Build activity into your regular routine
“I don’t like to use the word exercise or even diet,” Healy says. “People can be intimidated by the idea of exercise or they think they are going to have to join a gym or buy equipment. It’s really about incorporating activity into your life, whether it’s walking or biking places instead of driving. Take the stairs instead of the elevator. Join a basketball team or play tennis. There are all different ways to do it. It’s more important that it’s something that’s available to you and that you enjoy doing it.”
Pay attention to mental health and stress
“We know that stress releases hormones that are not good for the cardiovascular system. When people get stresses, their blood pressure tends to rise and they have a higher incidence of heart disease.” Healy recommends meditation, yoga, breathing exercises, all of which have a beneficial cardiovascular effect.
Banish salt and sugar from your diet
“We get tons of salt and sugar from the things we eat,” Healy says. “The more we can do without it the better. Sodium intake raises blood pressure and sugar is one of the main culprits in obesity. These are calories we don’t generally need.” A sugar-laden diet also raises your risk of cardiovascular disease even if you aren’t overweight.
Cook for yourself
“The more you cook for yourself, the more you prepare your own food, the more you have control over what you’re eating,” Dr. Healy says. “You know exactly what goes into that food. It’s easier to control the amount of salt and sugar in your diet and incorporate healthy foods. Your own food will be more nutritious and contain fewer calories.
Eat more vegetables
“Vegetables should really be at the center of your diet, not something on the side. Vegetables are high in vitamins, low in calories and high in fiber. They’re also high in potassium and low in sodium. Heart-healthy foods are high-fiber (whole grains, fruits and vegetables) and certain foods that are low in saturated fat like olive oil and fish.

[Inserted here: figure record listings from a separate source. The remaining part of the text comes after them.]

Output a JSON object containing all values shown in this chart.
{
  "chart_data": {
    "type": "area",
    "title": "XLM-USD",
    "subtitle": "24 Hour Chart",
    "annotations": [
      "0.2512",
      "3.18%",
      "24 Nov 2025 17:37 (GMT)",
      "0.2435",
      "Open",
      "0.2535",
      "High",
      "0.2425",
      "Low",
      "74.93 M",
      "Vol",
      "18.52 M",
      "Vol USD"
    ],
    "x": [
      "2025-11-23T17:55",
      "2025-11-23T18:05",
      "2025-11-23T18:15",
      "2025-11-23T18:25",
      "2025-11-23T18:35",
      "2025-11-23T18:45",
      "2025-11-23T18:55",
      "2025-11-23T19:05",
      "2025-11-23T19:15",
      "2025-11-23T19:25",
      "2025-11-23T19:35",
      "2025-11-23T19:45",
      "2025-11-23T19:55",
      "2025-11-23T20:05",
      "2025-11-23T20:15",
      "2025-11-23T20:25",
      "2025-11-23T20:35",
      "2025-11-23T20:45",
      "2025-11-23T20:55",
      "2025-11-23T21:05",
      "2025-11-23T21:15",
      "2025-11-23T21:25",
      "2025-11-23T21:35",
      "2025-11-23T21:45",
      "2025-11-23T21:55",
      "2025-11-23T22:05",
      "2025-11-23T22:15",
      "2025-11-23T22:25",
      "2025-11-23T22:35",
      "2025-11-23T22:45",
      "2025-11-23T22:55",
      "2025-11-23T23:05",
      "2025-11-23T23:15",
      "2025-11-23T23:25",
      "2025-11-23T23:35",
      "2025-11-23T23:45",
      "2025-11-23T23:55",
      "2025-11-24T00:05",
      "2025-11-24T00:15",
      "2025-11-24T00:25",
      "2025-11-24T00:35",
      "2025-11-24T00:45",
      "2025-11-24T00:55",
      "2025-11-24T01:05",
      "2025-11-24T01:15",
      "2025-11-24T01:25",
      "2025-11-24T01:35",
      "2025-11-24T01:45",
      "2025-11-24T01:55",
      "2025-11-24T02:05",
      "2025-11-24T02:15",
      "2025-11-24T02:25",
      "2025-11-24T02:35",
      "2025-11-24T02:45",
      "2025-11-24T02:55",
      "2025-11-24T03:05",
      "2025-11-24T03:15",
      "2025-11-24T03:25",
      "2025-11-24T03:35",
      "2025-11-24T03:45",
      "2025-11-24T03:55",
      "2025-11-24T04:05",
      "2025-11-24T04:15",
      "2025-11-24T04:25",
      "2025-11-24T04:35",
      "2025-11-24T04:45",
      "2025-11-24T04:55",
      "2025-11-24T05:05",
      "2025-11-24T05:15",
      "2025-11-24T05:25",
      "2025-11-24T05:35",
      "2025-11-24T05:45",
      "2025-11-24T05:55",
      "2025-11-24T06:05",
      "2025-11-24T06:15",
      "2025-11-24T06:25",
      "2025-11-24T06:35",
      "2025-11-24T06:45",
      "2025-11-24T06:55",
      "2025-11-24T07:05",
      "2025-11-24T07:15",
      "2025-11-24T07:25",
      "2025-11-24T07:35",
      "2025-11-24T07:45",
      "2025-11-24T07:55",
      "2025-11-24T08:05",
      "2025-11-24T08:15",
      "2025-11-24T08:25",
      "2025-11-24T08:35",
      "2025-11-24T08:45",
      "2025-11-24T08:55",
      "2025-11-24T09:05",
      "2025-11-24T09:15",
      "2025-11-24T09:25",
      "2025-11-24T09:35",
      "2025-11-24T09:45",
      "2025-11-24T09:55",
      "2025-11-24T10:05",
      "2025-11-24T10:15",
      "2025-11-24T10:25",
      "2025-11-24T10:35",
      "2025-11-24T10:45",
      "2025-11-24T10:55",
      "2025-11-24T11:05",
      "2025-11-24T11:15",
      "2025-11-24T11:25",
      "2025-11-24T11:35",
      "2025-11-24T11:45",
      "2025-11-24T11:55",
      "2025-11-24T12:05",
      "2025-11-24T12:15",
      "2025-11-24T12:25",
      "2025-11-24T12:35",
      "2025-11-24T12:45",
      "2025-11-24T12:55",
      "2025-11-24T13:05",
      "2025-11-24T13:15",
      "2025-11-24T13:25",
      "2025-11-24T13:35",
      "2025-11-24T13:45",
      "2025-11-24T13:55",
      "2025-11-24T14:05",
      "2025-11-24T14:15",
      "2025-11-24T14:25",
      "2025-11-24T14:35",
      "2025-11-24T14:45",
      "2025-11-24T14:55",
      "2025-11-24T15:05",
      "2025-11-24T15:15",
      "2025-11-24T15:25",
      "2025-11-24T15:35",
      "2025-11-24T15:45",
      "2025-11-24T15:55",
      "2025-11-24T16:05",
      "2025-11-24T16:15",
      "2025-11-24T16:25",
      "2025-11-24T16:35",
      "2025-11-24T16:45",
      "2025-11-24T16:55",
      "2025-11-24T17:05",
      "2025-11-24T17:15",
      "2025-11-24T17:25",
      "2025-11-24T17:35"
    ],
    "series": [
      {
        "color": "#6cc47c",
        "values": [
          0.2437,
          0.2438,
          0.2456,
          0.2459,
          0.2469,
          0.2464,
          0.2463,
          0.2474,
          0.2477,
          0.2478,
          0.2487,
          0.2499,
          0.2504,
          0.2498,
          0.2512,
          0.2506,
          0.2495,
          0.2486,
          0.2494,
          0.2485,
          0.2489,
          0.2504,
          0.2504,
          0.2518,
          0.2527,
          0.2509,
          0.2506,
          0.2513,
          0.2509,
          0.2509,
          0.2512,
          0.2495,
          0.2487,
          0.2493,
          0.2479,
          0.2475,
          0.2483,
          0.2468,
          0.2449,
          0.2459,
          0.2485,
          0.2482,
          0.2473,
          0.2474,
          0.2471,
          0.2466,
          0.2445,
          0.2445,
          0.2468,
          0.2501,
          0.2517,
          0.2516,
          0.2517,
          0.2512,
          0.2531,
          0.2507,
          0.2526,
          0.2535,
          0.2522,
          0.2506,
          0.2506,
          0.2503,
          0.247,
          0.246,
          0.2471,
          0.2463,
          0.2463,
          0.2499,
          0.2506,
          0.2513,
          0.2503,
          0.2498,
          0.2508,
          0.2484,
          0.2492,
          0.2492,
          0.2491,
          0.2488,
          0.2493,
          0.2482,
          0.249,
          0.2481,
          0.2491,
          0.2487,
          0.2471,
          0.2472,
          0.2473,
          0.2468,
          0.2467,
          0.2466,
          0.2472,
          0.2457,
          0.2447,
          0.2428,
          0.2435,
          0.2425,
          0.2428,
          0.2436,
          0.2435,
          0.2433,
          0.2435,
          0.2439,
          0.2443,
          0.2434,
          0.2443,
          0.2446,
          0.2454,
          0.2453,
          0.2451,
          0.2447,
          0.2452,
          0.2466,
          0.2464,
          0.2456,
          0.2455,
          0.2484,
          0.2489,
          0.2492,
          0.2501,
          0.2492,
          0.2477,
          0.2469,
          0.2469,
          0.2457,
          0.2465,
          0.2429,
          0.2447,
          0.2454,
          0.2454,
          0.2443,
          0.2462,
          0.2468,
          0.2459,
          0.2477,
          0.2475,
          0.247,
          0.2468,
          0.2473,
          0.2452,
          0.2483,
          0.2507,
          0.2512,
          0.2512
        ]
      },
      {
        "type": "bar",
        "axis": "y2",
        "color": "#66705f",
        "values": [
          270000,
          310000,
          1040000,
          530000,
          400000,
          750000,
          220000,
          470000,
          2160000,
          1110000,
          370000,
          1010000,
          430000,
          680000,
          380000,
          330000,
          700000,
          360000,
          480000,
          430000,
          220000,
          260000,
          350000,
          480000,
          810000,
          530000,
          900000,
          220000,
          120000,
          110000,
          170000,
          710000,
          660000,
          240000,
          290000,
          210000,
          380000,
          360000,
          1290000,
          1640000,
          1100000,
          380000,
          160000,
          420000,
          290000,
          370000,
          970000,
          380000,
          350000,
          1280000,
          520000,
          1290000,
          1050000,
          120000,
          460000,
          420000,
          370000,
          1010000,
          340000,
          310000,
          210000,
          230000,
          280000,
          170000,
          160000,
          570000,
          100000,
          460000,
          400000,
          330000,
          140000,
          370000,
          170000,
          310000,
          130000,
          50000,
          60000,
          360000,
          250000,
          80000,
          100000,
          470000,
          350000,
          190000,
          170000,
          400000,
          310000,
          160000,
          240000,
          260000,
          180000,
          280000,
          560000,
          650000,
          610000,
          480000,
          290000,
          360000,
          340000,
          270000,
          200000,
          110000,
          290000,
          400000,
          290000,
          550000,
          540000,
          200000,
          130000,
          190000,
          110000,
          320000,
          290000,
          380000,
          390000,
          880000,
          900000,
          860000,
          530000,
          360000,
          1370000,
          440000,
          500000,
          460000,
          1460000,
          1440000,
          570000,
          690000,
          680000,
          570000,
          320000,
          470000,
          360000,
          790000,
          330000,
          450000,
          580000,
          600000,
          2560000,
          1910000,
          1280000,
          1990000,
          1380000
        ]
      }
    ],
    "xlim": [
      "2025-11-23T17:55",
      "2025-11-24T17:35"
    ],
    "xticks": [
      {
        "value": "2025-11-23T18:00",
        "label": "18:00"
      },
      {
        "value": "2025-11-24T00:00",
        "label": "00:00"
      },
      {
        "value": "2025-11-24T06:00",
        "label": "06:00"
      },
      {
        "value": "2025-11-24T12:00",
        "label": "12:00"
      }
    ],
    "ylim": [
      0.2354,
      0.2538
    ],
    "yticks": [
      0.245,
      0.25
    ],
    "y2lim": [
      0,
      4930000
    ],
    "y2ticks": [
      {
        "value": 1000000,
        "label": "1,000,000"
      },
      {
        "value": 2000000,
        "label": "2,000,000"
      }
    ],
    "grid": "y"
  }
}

“Make sure you get your blood pressure, cholesterol and hemoglobin checked. Those are three risk factors that we have a way of measuring and we have things we can do to improve it. So, it’s good to know where you stand with those.” One of the tests is a C-Reactive Protein Test (CRP), which is a good predictor of heart disease.
“If you’re smoking, work on quitting. We’re fortunate in this area that we don’t have as high a density of people who smoke, but quitting is definitely good for overall health, especially for cardiovascular health,” Dr. Healy said. The Food and Drug Administration states that breathing in cigarette smoke distributes contaminated blood to the rest of the body. These chemicals can damage your heart and blood vessels.

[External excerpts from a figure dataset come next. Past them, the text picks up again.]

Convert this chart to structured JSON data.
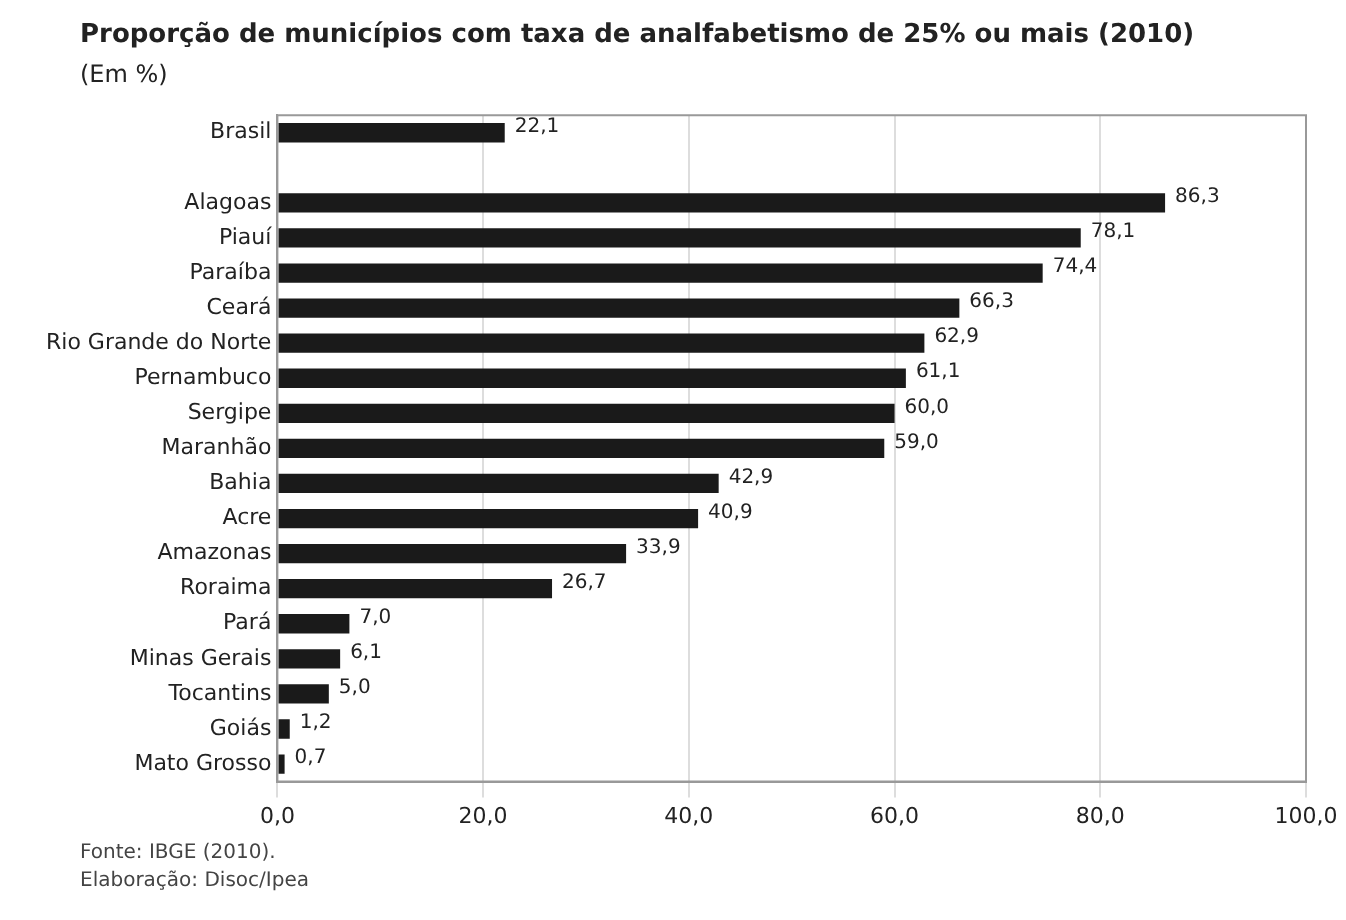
{
  "chart_data": {
    "type": "bar",
    "orientation": "horizontal",
    "title": "Proporção de municípios com taxa de analfabetismo de 25% ou mais (2010)",
    "subtitle": "(Em %)",
    "categories": [
      "Brasil",
      null,
      "Alagoas",
      "Piauí",
      "Paraíba",
      "Ceará",
      "Rio Grande do Norte",
      "Pernambuco",
      "Sergipe",
      "Maranhão",
      "Bahia",
      "Acre",
      "Amazonas",
      "Roraima",
      "Pará",
      "Minas Gerais",
      "Tocantins",
      "Goiás",
      "Mato Grosso"
    ],
    "values": [
      22.1,
      null,
      86.3,
      78.1,
      74.4,
      66.3,
      62.9,
      61.1,
      60.0,
      59.0,
      42.9,
      40.9,
      33.9,
      26.7,
      7.0,
      6.1,
      5.0,
      1.2,
      0.7
    ],
    "value_labels": [
      "22,1",
      null,
      "86,3",
      "78,1",
      "74,4",
      "66,3",
      "62,9",
      "61,1",
      "60,0",
      "59,0",
      "42,9",
      "40,9",
      "33,9",
      "26,7",
      "7,0",
      "6,1",
      "5,0",
      "1,2",
      "0,7"
    ],
    "color": "#1a1a1a",
    "xlim": [
      0,
      100
    ],
    "xticks": [
      {
        "value": 0,
        "label": "0,0"
      },
      {
        "value": 20,
        "label": "20,0"
      },
      {
        "value": 40,
        "label": "40,0"
      },
      {
        "value": 60,
        "label": "60,0"
      },
      {
        "value": 80,
        "label": "80,0"
      },
      {
        "value": 100,
        "label": "100,0"
      }
    ],
    "grid": "x",
    "annotations": [
      "Fonte: IBGE (2010).",
      "Elaboração: Disoc/Ipea"
    ]
  }
}
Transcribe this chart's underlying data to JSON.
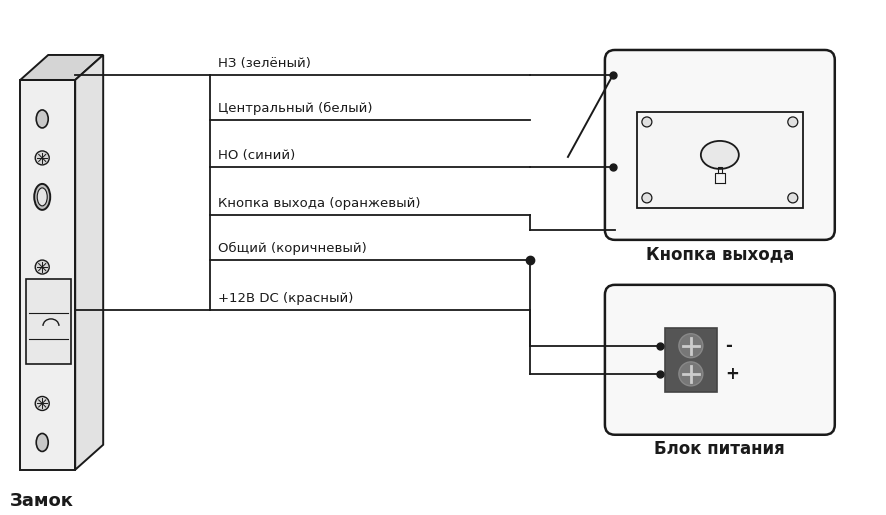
{
  "bg_color": "#ffffff",
  "line_color": "#1a1a1a",
  "wire_color": "#1a1a1a",
  "lock_label": "Замок",
  "button_label": "Кнопка выхода",
  "psu_label": "Блок питания",
  "wire_labels": [
    "НЗ (зелёный)",
    "Центральный (белый)",
    "НО (синий)",
    "Кнопка выхода (оранжевый)",
    "Общий (коричневый)",
    "+12В DC (красный)"
  ],
  "figsize": [
    8.87,
    5.15
  ],
  "dpi": 100
}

“Restricting alcohol is good for your blood pressure and weight,” Healy says. New U.S. dietary guidelines recommend that individuals lower their consumption to one drink a day.
“Changes are not going to happen overnight,” Dr. Healy says. “I think sometimes people get discouraged and things aren’t going according to plan. But the key is really sticking with trying to lead a healthy cardiovascular life.”